TREX: Automating LLM Fine-tuning via Agent-Driven Tree-based Exploration

arXiv cs.AI / 4/16/2026

📰 NewsSignals & Early TrendsIdeas & Deep AnalysisModels & Research

Key Points

  • The paper introduces TREX, a multi-agent system designed to automate the full lifecycle of LLM fine-tuning, from requirement analysis through training and evaluation.
  • TREX coordinates a “Researcher” and an “Executor” to conduct literature/data research, devise training strategies, generate data recipes, and run model training experiments.
  • It represents multi-round experimentation as a search tree, allowing the system to plan exploration paths, reuse prior results, and extract higher-level insights from iterative trials.
  • To assess automated training quality, the authors build FT-Bench with 10 real-world scenario-derived fine-tuning tasks covering both general capability improvements and domain-specific performance gains.
  • Reported experiments indicate TREX can consistently improve model performance on the benchmark’s target tasks via its automated workflow.

Abstract

While Large Language Models (LLMs) have empowered AI research agents to perform isolated scientific tasks, automating complex, real-world workflows, such as LLM training, remains a significant challenge.
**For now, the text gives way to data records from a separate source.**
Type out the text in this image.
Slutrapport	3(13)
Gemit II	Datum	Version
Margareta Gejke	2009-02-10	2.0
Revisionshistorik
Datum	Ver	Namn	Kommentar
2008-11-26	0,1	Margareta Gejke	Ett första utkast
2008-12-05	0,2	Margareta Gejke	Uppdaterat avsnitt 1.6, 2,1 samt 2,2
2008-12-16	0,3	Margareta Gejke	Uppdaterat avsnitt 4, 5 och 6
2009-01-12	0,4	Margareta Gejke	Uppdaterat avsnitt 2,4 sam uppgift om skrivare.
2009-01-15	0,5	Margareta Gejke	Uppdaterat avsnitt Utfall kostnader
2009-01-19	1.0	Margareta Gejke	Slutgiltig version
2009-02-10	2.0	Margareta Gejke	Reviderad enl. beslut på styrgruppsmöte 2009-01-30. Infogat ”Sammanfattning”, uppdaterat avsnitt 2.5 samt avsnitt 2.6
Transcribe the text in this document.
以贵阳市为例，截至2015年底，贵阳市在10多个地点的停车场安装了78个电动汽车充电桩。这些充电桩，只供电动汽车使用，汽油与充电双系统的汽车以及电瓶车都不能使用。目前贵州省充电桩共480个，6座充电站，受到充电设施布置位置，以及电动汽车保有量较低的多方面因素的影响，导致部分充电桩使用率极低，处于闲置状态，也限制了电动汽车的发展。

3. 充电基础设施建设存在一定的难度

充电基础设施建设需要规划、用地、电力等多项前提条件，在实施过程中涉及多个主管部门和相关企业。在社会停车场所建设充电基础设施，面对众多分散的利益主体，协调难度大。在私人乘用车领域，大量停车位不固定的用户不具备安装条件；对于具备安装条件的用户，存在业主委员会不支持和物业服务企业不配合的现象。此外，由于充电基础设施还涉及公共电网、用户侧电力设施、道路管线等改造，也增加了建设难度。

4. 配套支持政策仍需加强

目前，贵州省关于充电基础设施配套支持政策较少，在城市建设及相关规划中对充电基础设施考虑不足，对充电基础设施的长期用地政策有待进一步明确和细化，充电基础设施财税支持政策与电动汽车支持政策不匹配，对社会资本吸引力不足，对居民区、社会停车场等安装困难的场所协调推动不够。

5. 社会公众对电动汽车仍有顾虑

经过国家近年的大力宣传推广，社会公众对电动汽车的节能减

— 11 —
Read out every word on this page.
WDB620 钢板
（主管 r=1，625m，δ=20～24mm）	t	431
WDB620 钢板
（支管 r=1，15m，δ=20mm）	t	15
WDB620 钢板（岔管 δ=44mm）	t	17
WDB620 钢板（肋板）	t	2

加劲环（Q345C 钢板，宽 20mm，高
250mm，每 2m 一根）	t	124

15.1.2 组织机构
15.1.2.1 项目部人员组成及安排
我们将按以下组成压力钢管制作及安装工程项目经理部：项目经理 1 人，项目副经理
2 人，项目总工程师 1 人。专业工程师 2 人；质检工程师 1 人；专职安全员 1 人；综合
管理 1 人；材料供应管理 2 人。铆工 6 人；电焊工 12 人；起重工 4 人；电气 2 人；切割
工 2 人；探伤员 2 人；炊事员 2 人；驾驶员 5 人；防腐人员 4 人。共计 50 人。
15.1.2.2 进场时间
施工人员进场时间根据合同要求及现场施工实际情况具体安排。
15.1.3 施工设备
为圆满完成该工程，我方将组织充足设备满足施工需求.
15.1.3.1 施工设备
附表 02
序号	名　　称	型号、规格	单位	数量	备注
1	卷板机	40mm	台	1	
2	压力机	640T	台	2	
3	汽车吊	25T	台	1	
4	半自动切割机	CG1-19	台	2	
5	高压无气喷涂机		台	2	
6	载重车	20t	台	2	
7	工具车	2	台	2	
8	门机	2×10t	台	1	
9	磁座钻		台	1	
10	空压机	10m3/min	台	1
In this paper, we introduce TREX, a multi-agent system that automates the entire LLM training life-cycle. By orchestrating collaboration between two core modules-the Researcher and the Executor-the system seamlessly performs requirement analysis, open-domain literature and data research, formulation of training strategies, preparation of data recipes, and model training and evaluation. The multi-round experimental process is modeled as a search tree, enabling the system to efficiently plan exploration paths, reuse historical results, and distill high-level insights from iterative trials. To evaluate the capability of automated LLM training, we construct FT-Bench, a benchmark comprising 10 tasks derived from real-world scenarios, ranging from optimizing fundamental model capabilities to enhancing performance on domain-specific tasks. Experimental results demonstrate that the TREX agent consistently optimizes model performance on target tasks.